Çocuklar denize girerlermiş sonra hep beraber oturup kahvaltı ederlermiş. Dedede sabah ezanı ile gittiği bahçeden meyve sebze toplayıp getirirmiş. Evi ben görmüştüm, sahilde baraka bir evdi, iki basamakla eve giriliyordu, uzun bir salonu vardı. Yer yatağında yatılıyordu, sabah yüklüklere yataklar kaldırılıyordu. Gece gaz lambası ile aydınlatılıyordu. O odadan yan taraftaki mutfağa servis penceresi açılmıştı, mutfakla kiler bir aradaydı. Annemin anlattığına göre akrabaların evleri yanyana, hepsi bir arada yakın otururlarmış, çocuklar da nişanlıymış. Akşam üzeri piyasaya çıkarlarmış, kumların üzerine otururlarmış, kızlar kalkınca eteklerini silkeleyince kumların hepsi dökülürmüş, bir de denizde saçlarını kil ile yıkarlarmış.

Akrabaların arasında rum gelinler varmış, hepsi müslüman olmuş, hepside çok güzel rumca konuşurmuş. Hanımyenge çok güzel balık pişirirdi, bize de kefal yemeği yapmıştı. Bir tepsiye bol domates rendeledi, zeytin yağı ilave etti, içine kefal balığını ekledi, kısık ateşte pişirdi, çok nefis olmuştu. Çeşmenin reçelleri çok meşhurdur, olmamış küçük yeşil turunç reçeli, sakız reçeli.

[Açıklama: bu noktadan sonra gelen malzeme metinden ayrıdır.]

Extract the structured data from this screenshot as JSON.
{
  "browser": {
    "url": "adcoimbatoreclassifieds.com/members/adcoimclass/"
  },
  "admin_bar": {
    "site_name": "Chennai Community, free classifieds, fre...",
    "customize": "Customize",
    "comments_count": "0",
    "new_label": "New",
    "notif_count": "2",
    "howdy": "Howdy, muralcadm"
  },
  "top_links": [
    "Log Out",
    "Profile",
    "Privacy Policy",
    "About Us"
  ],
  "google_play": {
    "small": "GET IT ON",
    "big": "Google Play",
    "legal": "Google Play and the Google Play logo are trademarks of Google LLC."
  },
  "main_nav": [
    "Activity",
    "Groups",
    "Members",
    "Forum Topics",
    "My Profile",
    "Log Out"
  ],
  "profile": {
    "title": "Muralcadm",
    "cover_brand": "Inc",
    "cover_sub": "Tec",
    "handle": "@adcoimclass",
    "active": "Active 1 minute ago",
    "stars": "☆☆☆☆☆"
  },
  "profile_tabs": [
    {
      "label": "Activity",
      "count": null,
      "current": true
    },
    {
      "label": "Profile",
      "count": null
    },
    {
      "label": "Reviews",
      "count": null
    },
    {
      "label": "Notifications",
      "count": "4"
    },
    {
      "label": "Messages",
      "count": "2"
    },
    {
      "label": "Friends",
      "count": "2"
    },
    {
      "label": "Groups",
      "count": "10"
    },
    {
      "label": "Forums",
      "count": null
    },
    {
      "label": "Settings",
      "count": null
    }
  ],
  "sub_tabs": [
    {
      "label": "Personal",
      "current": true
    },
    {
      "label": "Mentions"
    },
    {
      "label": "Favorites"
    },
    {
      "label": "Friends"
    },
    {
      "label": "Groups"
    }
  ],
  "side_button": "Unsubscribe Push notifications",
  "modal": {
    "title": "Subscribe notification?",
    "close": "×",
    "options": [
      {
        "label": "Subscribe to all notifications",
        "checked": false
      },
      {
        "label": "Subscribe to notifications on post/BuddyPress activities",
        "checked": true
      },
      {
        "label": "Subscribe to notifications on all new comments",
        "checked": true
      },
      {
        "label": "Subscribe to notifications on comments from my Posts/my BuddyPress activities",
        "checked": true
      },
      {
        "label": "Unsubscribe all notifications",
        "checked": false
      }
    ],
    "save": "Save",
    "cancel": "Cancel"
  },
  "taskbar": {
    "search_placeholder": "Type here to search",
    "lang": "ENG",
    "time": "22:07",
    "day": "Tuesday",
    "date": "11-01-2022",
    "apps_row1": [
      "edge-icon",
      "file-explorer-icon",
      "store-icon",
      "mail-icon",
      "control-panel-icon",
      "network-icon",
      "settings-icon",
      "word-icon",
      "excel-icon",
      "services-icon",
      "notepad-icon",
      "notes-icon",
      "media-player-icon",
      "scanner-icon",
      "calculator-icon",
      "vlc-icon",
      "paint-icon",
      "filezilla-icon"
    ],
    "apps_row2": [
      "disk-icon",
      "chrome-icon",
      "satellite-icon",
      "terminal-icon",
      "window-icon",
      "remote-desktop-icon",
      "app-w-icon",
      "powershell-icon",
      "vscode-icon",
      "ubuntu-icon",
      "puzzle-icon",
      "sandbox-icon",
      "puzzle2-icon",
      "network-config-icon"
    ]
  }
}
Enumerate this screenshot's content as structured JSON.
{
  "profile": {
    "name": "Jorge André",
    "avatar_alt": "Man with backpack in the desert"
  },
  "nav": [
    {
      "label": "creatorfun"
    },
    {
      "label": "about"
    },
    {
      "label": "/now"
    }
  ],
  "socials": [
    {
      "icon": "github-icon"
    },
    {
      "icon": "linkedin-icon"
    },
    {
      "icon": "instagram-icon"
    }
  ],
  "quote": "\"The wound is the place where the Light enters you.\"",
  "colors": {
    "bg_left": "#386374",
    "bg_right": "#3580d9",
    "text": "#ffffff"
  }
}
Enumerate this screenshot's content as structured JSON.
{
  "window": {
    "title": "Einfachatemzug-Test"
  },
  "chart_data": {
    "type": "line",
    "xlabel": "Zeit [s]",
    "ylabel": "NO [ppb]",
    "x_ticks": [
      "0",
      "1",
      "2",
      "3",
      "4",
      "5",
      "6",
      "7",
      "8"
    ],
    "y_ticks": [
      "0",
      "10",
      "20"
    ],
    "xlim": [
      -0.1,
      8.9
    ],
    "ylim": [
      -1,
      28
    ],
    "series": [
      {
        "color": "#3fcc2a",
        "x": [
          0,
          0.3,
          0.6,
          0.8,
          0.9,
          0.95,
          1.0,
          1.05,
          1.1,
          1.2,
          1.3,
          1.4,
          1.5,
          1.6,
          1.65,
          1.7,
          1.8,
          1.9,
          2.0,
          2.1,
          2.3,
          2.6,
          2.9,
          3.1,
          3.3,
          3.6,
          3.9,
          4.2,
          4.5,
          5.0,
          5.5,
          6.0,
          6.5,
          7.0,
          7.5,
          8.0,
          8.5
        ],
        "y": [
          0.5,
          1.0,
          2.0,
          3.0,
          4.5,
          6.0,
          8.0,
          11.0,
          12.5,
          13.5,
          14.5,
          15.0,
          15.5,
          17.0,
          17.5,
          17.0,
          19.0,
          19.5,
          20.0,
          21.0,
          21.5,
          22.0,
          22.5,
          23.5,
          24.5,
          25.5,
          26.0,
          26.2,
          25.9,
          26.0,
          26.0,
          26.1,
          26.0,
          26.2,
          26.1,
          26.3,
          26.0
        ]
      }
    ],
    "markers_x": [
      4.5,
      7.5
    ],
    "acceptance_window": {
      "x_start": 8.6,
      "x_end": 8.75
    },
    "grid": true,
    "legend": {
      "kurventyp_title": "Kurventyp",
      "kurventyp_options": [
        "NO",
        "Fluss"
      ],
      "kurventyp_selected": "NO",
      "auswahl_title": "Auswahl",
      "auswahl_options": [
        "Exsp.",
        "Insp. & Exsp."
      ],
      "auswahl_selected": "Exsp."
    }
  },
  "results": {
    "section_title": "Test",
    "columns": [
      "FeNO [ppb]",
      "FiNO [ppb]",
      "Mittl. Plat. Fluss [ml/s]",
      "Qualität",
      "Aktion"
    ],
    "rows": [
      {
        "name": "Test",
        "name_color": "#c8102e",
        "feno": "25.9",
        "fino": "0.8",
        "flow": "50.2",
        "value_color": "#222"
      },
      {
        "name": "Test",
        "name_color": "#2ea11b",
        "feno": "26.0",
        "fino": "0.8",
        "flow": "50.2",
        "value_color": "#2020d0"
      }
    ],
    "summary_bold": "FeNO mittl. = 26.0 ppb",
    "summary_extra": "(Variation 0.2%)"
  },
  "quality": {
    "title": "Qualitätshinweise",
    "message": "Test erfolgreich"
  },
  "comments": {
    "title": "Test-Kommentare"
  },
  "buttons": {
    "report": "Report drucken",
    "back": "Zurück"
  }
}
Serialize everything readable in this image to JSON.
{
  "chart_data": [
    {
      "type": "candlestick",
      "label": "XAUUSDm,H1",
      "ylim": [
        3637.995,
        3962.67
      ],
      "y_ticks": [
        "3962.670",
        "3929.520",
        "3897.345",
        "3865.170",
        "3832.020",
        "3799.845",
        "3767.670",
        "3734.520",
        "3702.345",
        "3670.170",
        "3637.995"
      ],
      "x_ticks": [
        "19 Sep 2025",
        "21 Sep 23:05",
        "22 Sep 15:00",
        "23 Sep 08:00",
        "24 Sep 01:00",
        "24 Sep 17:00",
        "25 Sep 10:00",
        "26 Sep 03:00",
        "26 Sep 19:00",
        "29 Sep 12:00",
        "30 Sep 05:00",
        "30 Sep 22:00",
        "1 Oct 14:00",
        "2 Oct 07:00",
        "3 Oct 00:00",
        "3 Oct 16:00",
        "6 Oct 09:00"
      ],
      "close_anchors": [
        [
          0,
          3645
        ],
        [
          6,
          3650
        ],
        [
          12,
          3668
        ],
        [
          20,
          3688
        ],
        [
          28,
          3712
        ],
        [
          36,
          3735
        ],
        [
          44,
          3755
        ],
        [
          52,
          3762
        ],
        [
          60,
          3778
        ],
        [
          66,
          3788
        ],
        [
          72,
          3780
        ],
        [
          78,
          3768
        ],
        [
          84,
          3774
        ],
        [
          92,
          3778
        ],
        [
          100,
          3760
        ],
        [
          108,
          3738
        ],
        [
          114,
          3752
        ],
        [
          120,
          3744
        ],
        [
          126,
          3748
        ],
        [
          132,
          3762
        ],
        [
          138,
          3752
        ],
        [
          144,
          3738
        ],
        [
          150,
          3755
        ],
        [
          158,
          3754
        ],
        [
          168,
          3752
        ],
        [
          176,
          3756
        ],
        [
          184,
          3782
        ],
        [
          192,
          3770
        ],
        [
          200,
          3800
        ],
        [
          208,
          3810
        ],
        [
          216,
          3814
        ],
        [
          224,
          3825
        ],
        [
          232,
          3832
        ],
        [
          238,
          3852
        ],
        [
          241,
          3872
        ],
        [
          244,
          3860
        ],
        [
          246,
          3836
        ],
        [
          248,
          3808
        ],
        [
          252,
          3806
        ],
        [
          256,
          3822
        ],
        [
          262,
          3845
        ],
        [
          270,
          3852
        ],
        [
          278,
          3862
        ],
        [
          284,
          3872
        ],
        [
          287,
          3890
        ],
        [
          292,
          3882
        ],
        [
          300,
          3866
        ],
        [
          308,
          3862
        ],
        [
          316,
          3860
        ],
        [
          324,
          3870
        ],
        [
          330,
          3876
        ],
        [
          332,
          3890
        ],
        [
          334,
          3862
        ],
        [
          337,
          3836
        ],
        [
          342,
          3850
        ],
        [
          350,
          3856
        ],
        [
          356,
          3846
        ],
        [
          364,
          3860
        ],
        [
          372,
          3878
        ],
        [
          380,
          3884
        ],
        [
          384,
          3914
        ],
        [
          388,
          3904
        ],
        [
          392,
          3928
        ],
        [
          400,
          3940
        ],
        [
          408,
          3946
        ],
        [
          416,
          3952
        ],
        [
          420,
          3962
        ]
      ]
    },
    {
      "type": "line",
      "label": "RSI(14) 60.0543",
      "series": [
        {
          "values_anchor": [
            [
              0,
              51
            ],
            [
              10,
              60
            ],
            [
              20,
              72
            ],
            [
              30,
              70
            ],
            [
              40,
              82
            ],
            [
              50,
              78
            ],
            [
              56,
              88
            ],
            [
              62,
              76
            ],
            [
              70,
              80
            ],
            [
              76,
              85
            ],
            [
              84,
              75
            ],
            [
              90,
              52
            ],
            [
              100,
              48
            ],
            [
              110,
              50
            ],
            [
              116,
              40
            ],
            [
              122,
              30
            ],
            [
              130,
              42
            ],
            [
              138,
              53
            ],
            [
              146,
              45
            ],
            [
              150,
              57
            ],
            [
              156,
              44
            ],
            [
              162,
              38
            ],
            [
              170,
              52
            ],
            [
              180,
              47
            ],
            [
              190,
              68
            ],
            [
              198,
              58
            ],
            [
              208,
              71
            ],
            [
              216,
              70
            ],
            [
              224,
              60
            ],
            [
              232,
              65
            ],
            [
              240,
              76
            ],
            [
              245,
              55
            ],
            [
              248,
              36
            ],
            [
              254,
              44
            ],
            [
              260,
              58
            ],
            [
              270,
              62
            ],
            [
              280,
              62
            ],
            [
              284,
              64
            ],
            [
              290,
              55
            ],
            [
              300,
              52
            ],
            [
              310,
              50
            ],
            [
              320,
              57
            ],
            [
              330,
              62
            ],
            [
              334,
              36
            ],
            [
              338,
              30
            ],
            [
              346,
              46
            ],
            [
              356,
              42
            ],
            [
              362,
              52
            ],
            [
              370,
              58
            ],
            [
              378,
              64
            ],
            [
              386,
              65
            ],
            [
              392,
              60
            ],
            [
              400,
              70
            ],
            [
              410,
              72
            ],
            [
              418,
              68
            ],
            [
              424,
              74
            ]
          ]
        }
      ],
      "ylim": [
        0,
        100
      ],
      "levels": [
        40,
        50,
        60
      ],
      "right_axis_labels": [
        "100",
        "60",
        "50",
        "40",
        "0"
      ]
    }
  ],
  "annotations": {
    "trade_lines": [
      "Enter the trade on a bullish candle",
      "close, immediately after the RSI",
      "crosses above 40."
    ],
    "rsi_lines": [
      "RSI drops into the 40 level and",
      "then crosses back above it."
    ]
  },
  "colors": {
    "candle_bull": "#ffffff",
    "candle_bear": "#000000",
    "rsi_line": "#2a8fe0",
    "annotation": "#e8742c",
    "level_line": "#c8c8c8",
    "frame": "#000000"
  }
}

Eski tip ahşap konakta termal otelde termal su havuzları vardı. Açık hava havuzlarına ıldırıda giriyorduk. Hanımnem bize rumca şarkılar söylerdi, samyotisa (komşu komşu hadi gel susam roplamaya gidelim), ah kanarini mobliko (sarı kanaryam) türküsü. Korkutucu masallar anlatırdı, hepsinin mekanı cennet olsun.

Eşimin aileside Giritten sakız adasına, oradan İzmire gelmişler, oradan Hatay tarsusa yerleşmişler. Portakal limon bahçeleri varmış. O ailedede ermeni, musevi gelinler varmış, hepsi müslüman olmuş. Türkiyeye uyum sağlamışlar, hepsinin mekanı cennet olsun. Şimdi adalarla bizim gönül bağımız var.

Sonra biz Bakırköy’e taşındık. O esnada kıbrıs barış harekatı oldu. Kuzey Kıbrısa rumlar saldırdı, insanları, aileleri katlettiler. Hatta bir anney,i üç çocuğuyla öldürüp banyonun küvetine koymuşlar, o resim hiç gözümün önünden gitmiyor. Kıbrısta peygamberimizin kız kardeşi hala sultan yaşamış. Ben Kıbrısa gitmedim ama Londradaki ev sahibimiz lefkoşalıymış, bize çok yardımcı oldu, sonradan yaşlanınca lefkoşaya dönmüş, mekanı cennet olsun.

Yunanistan o zamanda bizimle problem çıkarmıştı. Savaş esnasında Bulgaristan ve Balkan ülkeleride Ege denizine çıkmak istiyorlardı, aralarında problem çıkmıştı. Halbuki hepsi aralarında anlaşsalar, ipek yolu, doğal gaz boru hattı, Türkiye üzerinden yunanistan ve Avrupaya dağıtım yapabilir. Bütün ülkelerde iş olanakları artar, her kes kazanır. Savaşsız dostluk içinde yaşam şekillenir. Barış dolu güzel günler dileği ile.